The owner of the Clarendon Fitness gym is now facing federal drug charges, after he allegedly tried to buy $50,000 worth of cocaine from undercover police officers.
Drug Enforcement Administration agents have charged Pascal Shaun Laporte with possession with intent to distribute, claiming that he was willing to buy two kilograms of cocaine from officers posing as Mexican gang members late last month. In an affidavit filed in federal court, the agents allege that Laporte unwittingly spoke with a police informant for close to a year as he looked to find a supplier to sell him hundreds of kilograms of cocaine each month.
Laporte opened Clarendon Fitness, a gym located at 2907 Wilson Blvd, back in 2010 and bills himself as a fitness enthusiast and investor on the business’s website. Neither Laporte nor his attorney responded to requests for comment on the drug charges.

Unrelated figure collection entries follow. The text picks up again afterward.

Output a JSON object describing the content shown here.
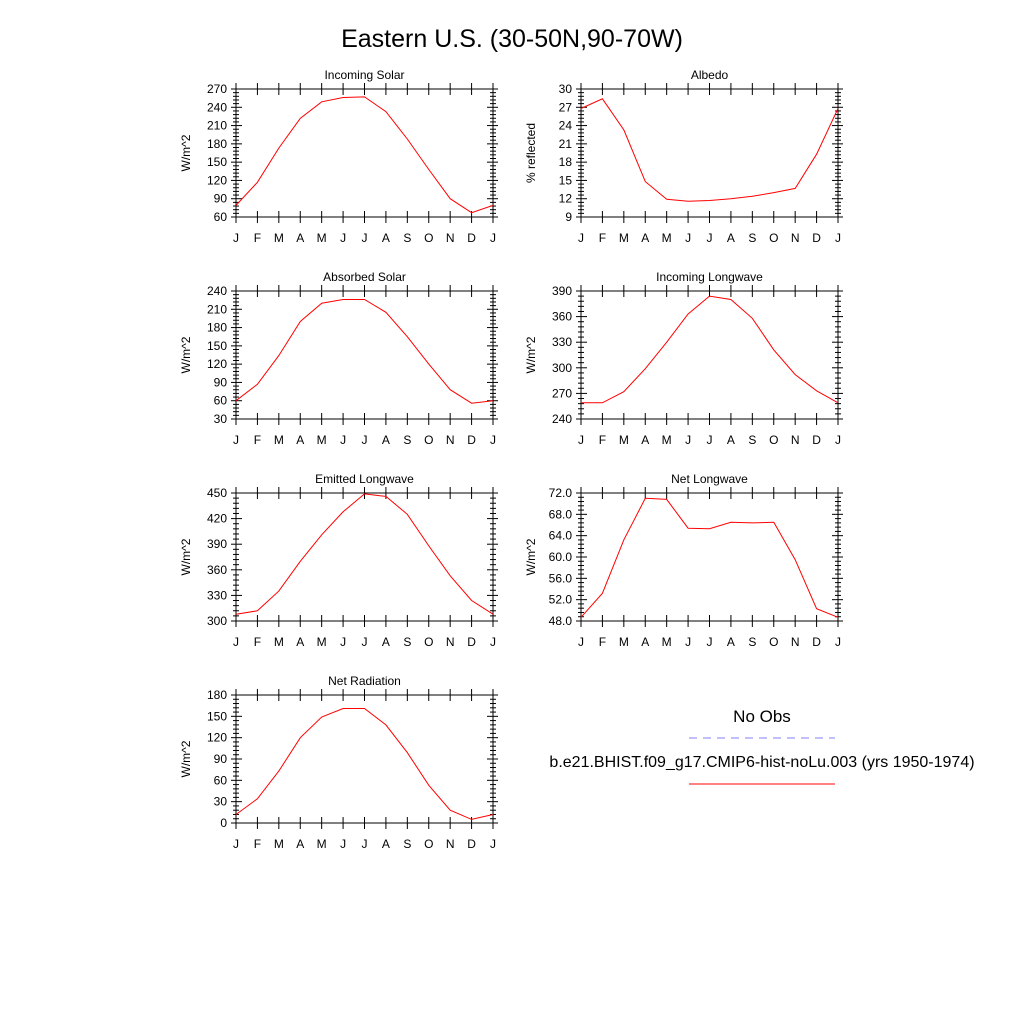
{
  "figure": {
    "title": "Eastern U.S. (30-50N,90-70W)",
    "months": [
      "J",
      "F",
      "M",
      "A",
      "M",
      "J",
      "J",
      "A",
      "S",
      "O",
      "N",
      "D",
      "J"
    ]
  },
  "legend": {
    "obs_label": "No Obs",
    "obs_color": "#8080ff",
    "model_label": "b.e21.BHIST.f09_g17.CMIP6-hist-noLu.003 (yrs 1950-1974)",
    "model_color": "#ff0000"
  },
  "chart_data": [
    {
      "type": "line",
      "title": "Incoming Solar",
      "ylabel": "W/m^2",
      "ylim": [
        60,
        270
      ],
      "yticks": [
        "60",
        "90",
        "120",
        "150",
        "180",
        "210",
        "240",
        "270"
      ],
      "x": [
        "J",
        "F",
        "M",
        "A",
        "M",
        "J",
        "J",
        "A",
        "S",
        "O",
        "N",
        "D",
        "J"
      ],
      "series": [
        {
          "values": [
            79,
            117,
            173,
            222,
            249,
            256,
            257,
            233,
            188,
            138,
            90,
            67,
            79
          ]
        }
      ]
    },
    {
      "type": "line",
      "title": "Albedo",
      "ylabel": "% reflected",
      "ylim": [
        9,
        30
      ],
      "yticks": [
        "9",
        "12",
        "15",
        "18",
        "21",
        "24",
        "27",
        "30"
      ],
      "x": [
        "J",
        "F",
        "M",
        "A",
        "M",
        "J",
        "J",
        "A",
        "S",
        "O",
        "N",
        "D",
        "J"
      ],
      "series": [
        {
          "values": [
            26.8,
            28.4,
            23.3,
            14.8,
            11.9,
            11.6,
            11.7,
            12.0,
            12.4,
            13.0,
            13.7,
            19.3,
            26.8
          ]
        }
      ]
    },
    {
      "type": "line",
      "title": "Absorbed Solar",
      "ylabel": "W/m^2",
      "ylim": [
        30,
        240
      ],
      "yticks": [
        "30",
        "60",
        "90",
        "120",
        "150",
        "180",
        "210",
        "240"
      ],
      "x": [
        "J",
        "F",
        "M",
        "A",
        "M",
        "J",
        "J",
        "A",
        "S",
        "O",
        "N",
        "D",
        "J"
      ],
      "series": [
        {
          "values": [
            60,
            87,
            134,
            190,
            220,
            226,
            226,
            205,
            165,
            120,
            78,
            56,
            60
          ]
        }
      ]
    },
    {
      "type": "line",
      "title": "Incoming Longwave",
      "ylabel": "W/m^2",
      "ylim": [
        240,
        390
      ],
      "yticks": [
        "240",
        "270",
        "300",
        "330",
        "360",
        "390"
      ],
      "x": [
        "J",
        "F",
        "M",
        "A",
        "M",
        "J",
        "J",
        "A",
        "S",
        "O",
        "N",
        "D",
        "J"
      ],
      "series": [
        {
          "values": [
            259,
            259,
            272,
            299,
            330,
            363,
            384,
            380,
            358,
            321,
            292,
            273,
            259
          ]
        }
      ]
    },
    {
      "type": "line",
      "title": "Emitted Longwave",
      "ylabel": "W/m^2",
      "ylim": [
        300,
        450
      ],
      "yticks": [
        "300",
        "330",
        "360",
        "390",
        "420",
        "450"
      ],
      "x": [
        "J",
        "F",
        "M",
        "A",
        "M",
        "J",
        "J",
        "A",
        "S",
        "O",
        "N",
        "D",
        "J"
      ],
      "series": [
        {
          "values": [
            308,
            312,
            335,
            370,
            401,
            428,
            449,
            446,
            425,
            388,
            353,
            324,
            308
          ]
        }
      ]
    },
    {
      "type": "line",
      "title": "Net Longwave",
      "ylabel": "W/m^2",
      "ylim": [
        48,
        72
      ],
      "yticks": [
        "48.0",
        "52.0",
        "56.0",
        "60.0",
        "64.0",
        "68.0",
        "72.0"
      ],
      "x": [
        "J",
        "F",
        "M",
        "A",
        "M",
        "J",
        "J",
        "A",
        "S",
        "O",
        "N",
        "D",
        "J"
      ],
      "series": [
        {
          "values": [
            48.7,
            53.2,
            63.2,
            71.0,
            70.8,
            65.4,
            65.3,
            66.5,
            66.4,
            66.5,
            59.5,
            50.3,
            48.7
          ]
        }
      ]
    },
    {
      "type": "line",
      "title": "Net Radiation",
      "ylabel": "W/m^2",
      "ylim": [
        0,
        180
      ],
      "yticks": [
        "0",
        "30",
        "60",
        "90",
        "120",
        "150",
        "180"
      ],
      "x": [
        "J",
        "F",
        "M",
        "A",
        "M",
        "J",
        "J",
        "A",
        "S",
        "O",
        "N",
        "D",
        "J"
      ],
      "series": [
        {
          "values": [
            12,
            34,
            73,
            120,
            149,
            161,
            161,
            138,
            99,
            53,
            18,
            5,
            12
          ]
        }
      ]
    }
  ]
}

The DEA claims that an informant first told agents about Laporte’s interest in finding a “cocaine supplier” in September 2017. Officials allege that Laporte paid the informant $1,600 to buy an ounce of cocaine two months later, striking a deal in the parking lot of the Arlington Traditional School (855 N. Edison Street).
By August, the informant arranged a meeting between Laporte and two Fairfax County police officers posing as members of “a Mexican drug trafficking organization” at the Tysons Corner mall. Laporte told them he was already “involved with another group of men who were getting him cocaine,” but that he was interested in buying much more, according to the affidavit.
Later that month, Laporte told the informant that he was coordinating with associates in both South Carolina and Florida, and hoped to buy as much as 10 kilograms of cocaine moving forward, if an initial deal with the undercover detectives went well.
On Aug. 30, the agents claim that the informant was able to arrange the sale at a Tysons Corner hotel, at which point Laporte delivered them $45,000, pledging to give them another $5,000 the next day. At that point, officers arrested Laporte.
Court records show Laporte was released from jail on a $30,000 bond on Sept. 6.
These drug charges are not Laporte’s first run-in with law enforcement. Arlington court records show he pleaded guilty to felony assault and battery in 2007, though the charge was eventually reduced to a misdemeanor.
Police also charged him with attempted malicious wounding and the assault and battery of a family member in 2014, but declined to move forward with those charges — he subsequently pleaded guilty to one count of disorderly conduct for preventing someone from dialing 911.